Around the College

Year 8 Maths

This term Year 8 enjoyed learning Total Surface Area and Volume of Rectangular and Triangular Prisms by making their 3D models and understanding their nets. They learnt that the Total Surface Area of these Prisms could be developed by adding all the areas of shapes in the net of a Prism. They made 3D models of both type of Prisms from their nets, did measurements to find dimensions and then were able to calculate the Total Surface Area.

In the next lesson, they learnt how to calculate the Volume of these two prisms using 3D models. They also learnt features of a Prism and some other types.

They learnt this for calculating the cost for painting a room/house and flooring their house that was a part of their assessment for this year.

Parminder Kaur

Maths Teacher

Literacy News

Throughout secondary school the average student’s vocabulary is likely to grow at an incredible rate, from general academic content (e.g. analyse/define/identify) to subject specific terminology (e.g. biome/inter-quartile/Rococo).  For some students, the acquisition of all these new words can be overwhelming.  When learning new vocabulary, there are three important ideas for students to keep in mind.

1. English is a vast and unique collection of words.  Don’t stress if you can’t learn every single new word that you encounter in your reading. Reflect on the new vocabulary and decide if it is worth understanding this word in detail.  Discuss with a friend and especially a teacher, they will be able to give you advice on how important this word (or words) are in your study.
2. Although it may seem complex, the construction of English vocabulary is actually fairly simple and consistent compared to other languages.  Meanings of 60% of multisyllabic words can be inferred by examining the word in sections.
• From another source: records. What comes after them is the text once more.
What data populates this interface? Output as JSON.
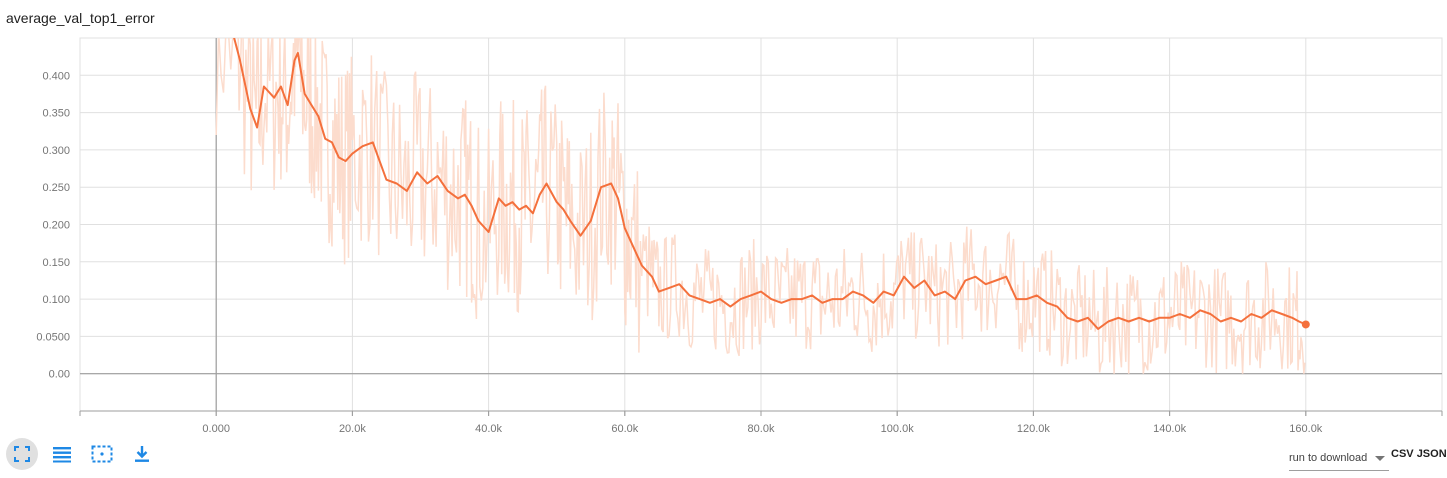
{
  "title": "average_val_top1_error",
  "toolbar": {
    "icons": [
      "fullscreen-icon",
      "list-icon",
      "fit-domain-icon",
      "download-icon"
    ]
  },
  "download": {
    "run_label": "run to download",
    "csv_label": "CSV",
    "json_label": "JSON"
  },
  "colors": {
    "smoothed": "#f4703c",
    "raw": "#fcdccd",
    "grid": "#e0e0e0",
    "axis": "#9e9e9e"
  },
  "chart_data": {
    "type": "line",
    "title": "average_val_top1_error",
    "xlabel": "",
    "ylabel": "",
    "x_ticks": [
      "0.000",
      "20.0k",
      "40.0k",
      "60.0k",
      "80.0k",
      "100.0k",
      "120.0k",
      "140.0k",
      "160.0k"
    ],
    "y_ticks": [
      "0.00",
      "0.0500",
      "0.100",
      "0.150",
      "0.200",
      "0.250",
      "0.300",
      "0.350",
      "0.400"
    ],
    "xlim": [
      -20000,
      180000
    ],
    "ylim": [
      -0.05,
      0.45
    ],
    "grid": true,
    "series": [
      {
        "role": "smoothed",
        "x": [
          0,
          2500,
          3500,
          5000,
          6000,
          7000,
          8500,
          9500,
          10500,
          11500,
          12000,
          13000,
          14000,
          15000,
          16000,
          17000,
          18000,
          19000,
          20000,
          21500,
          23000,
          25000,
          26500,
          28000,
          29500,
          31000,
          32500,
          34000,
          35500,
          36500,
          37500,
          38500,
          40000,
          41500,
          42500,
          43500,
          44500,
          45500,
          46500,
          47500,
          48500,
          50000,
          51000,
          52000,
          53500,
          55000,
          56500,
          58000,
          59000,
          60000,
          61000,
          62500,
          64000,
          65000,
          66500,
          68000,
          69500,
          71000,
          72500,
          74000,
          75500,
          77000,
          78500,
          80000,
          81500,
          83000,
          84500,
          86000,
          87500,
          89000,
          90500,
          92000,
          93500,
          95000,
          96500,
          98000,
          99500,
          101000,
          102500,
          104000,
          105500,
          107000,
          108500,
          110000,
          111500,
          113000,
          114500,
          116000,
          117500,
          119000,
          120500,
          122000,
          123500,
          125000,
          126500,
          128000,
          129500,
          131000,
          132500,
          134000,
          135500,
          137000,
          138500,
          140000,
          141500,
          143000,
          144500,
          146000,
          147500,
          149000,
          150500,
          152000,
          153500,
          155000,
          156500,
          158000,
          159000,
          160000
        ],
        "y": [
          0.46,
          0.455,
          0.42,
          0.355,
          0.33,
          0.385,
          0.37,
          0.385,
          0.36,
          0.42,
          0.43,
          0.375,
          0.36,
          0.345,
          0.315,
          0.31,
          0.29,
          0.285,
          0.295,
          0.305,
          0.31,
          0.26,
          0.255,
          0.245,
          0.27,
          0.255,
          0.265,
          0.245,
          0.235,
          0.24,
          0.225,
          0.205,
          0.19,
          0.235,
          0.225,
          0.23,
          0.22,
          0.225,
          0.215,
          0.24,
          0.255,
          0.23,
          0.22,
          0.205,
          0.185,
          0.205,
          0.25,
          0.255,
          0.235,
          0.195,
          0.175,
          0.145,
          0.13,
          0.11,
          0.115,
          0.12,
          0.105,
          0.1,
          0.095,
          0.1,
          0.09,
          0.1,
          0.105,
          0.11,
          0.1,
          0.095,
          0.1,
          0.1,
          0.105,
          0.095,
          0.1,
          0.1,
          0.11,
          0.105,
          0.095,
          0.11,
          0.105,
          0.13,
          0.115,
          0.125,
          0.105,
          0.11,
          0.1,
          0.125,
          0.13,
          0.12,
          0.125,
          0.13,
          0.1,
          0.1,
          0.105,
          0.095,
          0.09,
          0.075,
          0.07,
          0.075,
          0.06,
          0.07,
          0.075,
          0.07,
          0.075,
          0.07,
          0.075,
          0.075,
          0.08,
          0.075,
          0.085,
          0.08,
          0.07,
          0.075,
          0.07,
          0.08,
          0.075,
          0.085,
          0.08,
          0.075,
          0.07,
          0.066
        ]
      }
    ],
    "final_point": {
      "x": 160000,
      "y": 0.066
    }
  }
}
When reading, ask yourself: Does this remind me of another word?  Learning a few key suffix and prefix word parts can be useful for learning a large number of new words. For example, once we learn that bio means life, it helps us understand the words biography, biology, and even symbiotic.
3. Learning fewer words well is more effective than trying to learn several words in a superficial way.  Instead of sitting down with a long list and attempting to memorize it, try to make connections between the words and other words you already know or ideas they remind you of.  Mental images are a powerful way to learn vocabulary.

Michael Kelty

Literacy Coordinator

eLearning News

Technology within our school is constantly growing and adapting to the students’ and teachers’ needs. We have so many wonderful technological advantages that most schools do not have. This includes the use of Chromebooks from Year 8 and upwards. We have technology related clubs and subjects on offer also. The Robotics Club is a great way to apply computer programming skills and have fun. The leading teacher of the club states that “In IT and Robotics students are exposed to various aspects of technology, including building and programming robots, code based programming in Python and the use of software for data manipulation using spreadsheets and databases.” A student exposed to these kinds of technology enthusiastically says that “In our IT subjects, we are given the opportunity to apply our skills in fun and useful activities.”

As well as IT based subjects and clubs we are also working on creating a better way to print from Chromebooks as it is very hard to do at the moment. Talking of printing, there are whispers around the school that we might be acquiring a 3D printer which is very exciting. Students in lower year levels can also be exposed to this kind of technology as there are many opportunities to learn about different programs and applications in daily classroom activities. This may be the use of spreadsheets in maths class or something a little more amusing, the website Kahoot!, a useful tool for learning facts. Overall our school is teeming with educational technological opportunities that students should definitely take advantage of.